Внезапно прозвенел последний звонок в школе. Было утро с соловьями под хвостом памятника Юрию Долгорукому и…

– Для того чтобы поступить в художественный институт, необходим определенный набор знаний. Как ты будешь выглядеть перед приемной комиссией? Представляю себе, приходит девчонка с кипой чудовищных по яркости, беспомощных рисунков, – так говорил Пупель великий педагог-репетитор Платон Платоныч Севашко. – И вообще, пора проститься с детством, как тебя зовут по-настоящему?

– По-моему, честно говоря, я не помню, – отвечала Пупель неуверенно. – Меня никто никогда по-другому не называл, я точно сказать не могу, надо у мамы спросить.

– Добре, – кивнул Севашко. – Пупель так Пупель, это в принципе значения не играет. Рисовать надо научиться, и научиться очень быстро. Иначе о поступлении речи не может быть. Все это очень мило и трогательно, все эти твои испанки на спичечных ногах, эти лошадки или собачки, разобрать трудно, – всю эту чушь поросячью дома положи, наплюй и забудь. Будем рисовать мотоциклетный мотор. Мотор от моего мотоцикла, трофейного, из Потсдама привезенного, эх, чудесные были времена.

И понеслось, поехало. После мотоцикла пошли черепа, потом икорше Гудона, далее натурщицы и натурщики, сидящие, стоящие на двух ногах и с упором на одну ногу, лежащие в ракурсах на матрасе. К Севашко Пупель ходила три раза в неделю. Мастерская была большая, учеников еще больше. Народец разный-преразный: девочки после школы, как сама Пупель, мальчики после училища, мужики после училища по прошествии двадцати лет, мужики, никогда не посещавшие училище, но умеющие прекрасно рисовать, дядьки, не умеющие рисовать, но уже занимающиеся художественной деятельностью. Платон Платоныч относился к своим ученикам одинаково, несмотря на возраст.

Он принципиально был со всеми на ты, весьма дружелюбен, но с некоторой определенной ехидцей и подколами. Были у него и любимчики, причем это не зависело от того, умеет ли человек рисовать или нет, он выделял некоторых своих учеников и общался с ними по-особому. Пупель нежданно-негаданно попала в число любимчиков.
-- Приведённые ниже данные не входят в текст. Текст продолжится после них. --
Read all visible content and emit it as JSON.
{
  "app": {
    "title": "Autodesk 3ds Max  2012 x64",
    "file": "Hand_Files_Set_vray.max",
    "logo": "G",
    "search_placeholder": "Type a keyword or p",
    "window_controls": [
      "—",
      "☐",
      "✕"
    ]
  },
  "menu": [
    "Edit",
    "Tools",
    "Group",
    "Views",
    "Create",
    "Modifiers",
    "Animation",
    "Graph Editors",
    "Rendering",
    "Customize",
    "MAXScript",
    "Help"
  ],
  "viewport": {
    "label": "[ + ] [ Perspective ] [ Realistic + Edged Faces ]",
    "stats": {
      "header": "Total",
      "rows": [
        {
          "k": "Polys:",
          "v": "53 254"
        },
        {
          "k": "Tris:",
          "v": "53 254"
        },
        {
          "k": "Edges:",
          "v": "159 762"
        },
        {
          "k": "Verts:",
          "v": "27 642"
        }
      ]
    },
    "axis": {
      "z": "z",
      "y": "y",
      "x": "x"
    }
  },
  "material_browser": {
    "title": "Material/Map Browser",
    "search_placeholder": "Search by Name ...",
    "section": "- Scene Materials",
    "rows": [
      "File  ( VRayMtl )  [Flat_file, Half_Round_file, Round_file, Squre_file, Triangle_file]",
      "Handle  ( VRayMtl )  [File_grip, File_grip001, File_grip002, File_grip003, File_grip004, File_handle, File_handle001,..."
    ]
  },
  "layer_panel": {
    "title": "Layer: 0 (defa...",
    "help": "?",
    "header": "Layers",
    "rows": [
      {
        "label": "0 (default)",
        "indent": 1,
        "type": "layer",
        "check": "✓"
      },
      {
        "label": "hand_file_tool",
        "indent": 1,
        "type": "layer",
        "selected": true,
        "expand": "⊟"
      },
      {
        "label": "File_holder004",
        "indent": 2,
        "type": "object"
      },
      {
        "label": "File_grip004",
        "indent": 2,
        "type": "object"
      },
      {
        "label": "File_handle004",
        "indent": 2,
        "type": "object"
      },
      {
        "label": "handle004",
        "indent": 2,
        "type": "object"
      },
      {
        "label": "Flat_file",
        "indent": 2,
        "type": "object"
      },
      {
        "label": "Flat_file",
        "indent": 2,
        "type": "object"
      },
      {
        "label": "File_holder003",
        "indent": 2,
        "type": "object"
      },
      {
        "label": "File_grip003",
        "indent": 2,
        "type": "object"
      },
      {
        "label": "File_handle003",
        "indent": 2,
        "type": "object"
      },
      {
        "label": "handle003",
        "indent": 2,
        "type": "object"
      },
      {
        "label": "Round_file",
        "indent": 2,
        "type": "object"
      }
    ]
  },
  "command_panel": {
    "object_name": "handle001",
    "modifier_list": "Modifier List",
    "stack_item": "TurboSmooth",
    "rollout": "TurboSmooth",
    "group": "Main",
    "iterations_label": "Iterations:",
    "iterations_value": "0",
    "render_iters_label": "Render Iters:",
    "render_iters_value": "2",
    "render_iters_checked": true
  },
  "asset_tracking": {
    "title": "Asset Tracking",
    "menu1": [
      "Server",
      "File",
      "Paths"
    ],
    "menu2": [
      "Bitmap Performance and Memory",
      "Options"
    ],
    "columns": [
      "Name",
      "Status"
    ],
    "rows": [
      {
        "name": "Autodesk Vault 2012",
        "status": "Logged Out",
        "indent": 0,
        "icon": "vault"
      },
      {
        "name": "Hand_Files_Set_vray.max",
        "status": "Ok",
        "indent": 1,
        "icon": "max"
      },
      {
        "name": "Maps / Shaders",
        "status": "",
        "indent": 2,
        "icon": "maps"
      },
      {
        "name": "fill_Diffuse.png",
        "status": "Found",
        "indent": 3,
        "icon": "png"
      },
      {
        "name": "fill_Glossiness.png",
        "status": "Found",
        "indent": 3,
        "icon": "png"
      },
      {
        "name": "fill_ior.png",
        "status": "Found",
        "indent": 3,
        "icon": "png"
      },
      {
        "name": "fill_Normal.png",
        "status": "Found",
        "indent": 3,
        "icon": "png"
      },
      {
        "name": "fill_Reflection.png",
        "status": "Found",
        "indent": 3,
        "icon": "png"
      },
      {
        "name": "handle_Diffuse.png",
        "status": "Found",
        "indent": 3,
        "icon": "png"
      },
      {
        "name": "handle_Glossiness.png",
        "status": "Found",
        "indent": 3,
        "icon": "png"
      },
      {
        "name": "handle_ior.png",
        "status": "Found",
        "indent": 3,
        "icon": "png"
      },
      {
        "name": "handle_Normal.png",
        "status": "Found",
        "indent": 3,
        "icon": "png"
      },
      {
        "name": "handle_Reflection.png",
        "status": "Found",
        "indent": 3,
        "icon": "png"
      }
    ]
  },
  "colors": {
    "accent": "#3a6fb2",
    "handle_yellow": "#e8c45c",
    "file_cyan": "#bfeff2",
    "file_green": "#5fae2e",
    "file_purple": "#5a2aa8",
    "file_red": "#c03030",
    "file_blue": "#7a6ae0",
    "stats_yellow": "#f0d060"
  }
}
– Ну что, Пупка, нарисовала подарок к двадцать пятому съезду большевиков? – спрашивал он, указывая на неудавшиеся куски рисунка. Или: – Пупа дала наш ответ Чемберлену, или: – Пупа, а пупкá не видишь. Пупель никогда не обижалась на Платона. Обучение ей давалось с большим трудом. Рисунки получались замусоленные, черные, абсолютно неуклюжие, чувствовалось в них напряжение, неуверенность в себе.

– Ничего, Пупа, не бзди, – говорил Платон. – На утюги пойдешь, будешь дизайнером по утюгам, на утюги много народу берут, поступишь, ты – девка видная.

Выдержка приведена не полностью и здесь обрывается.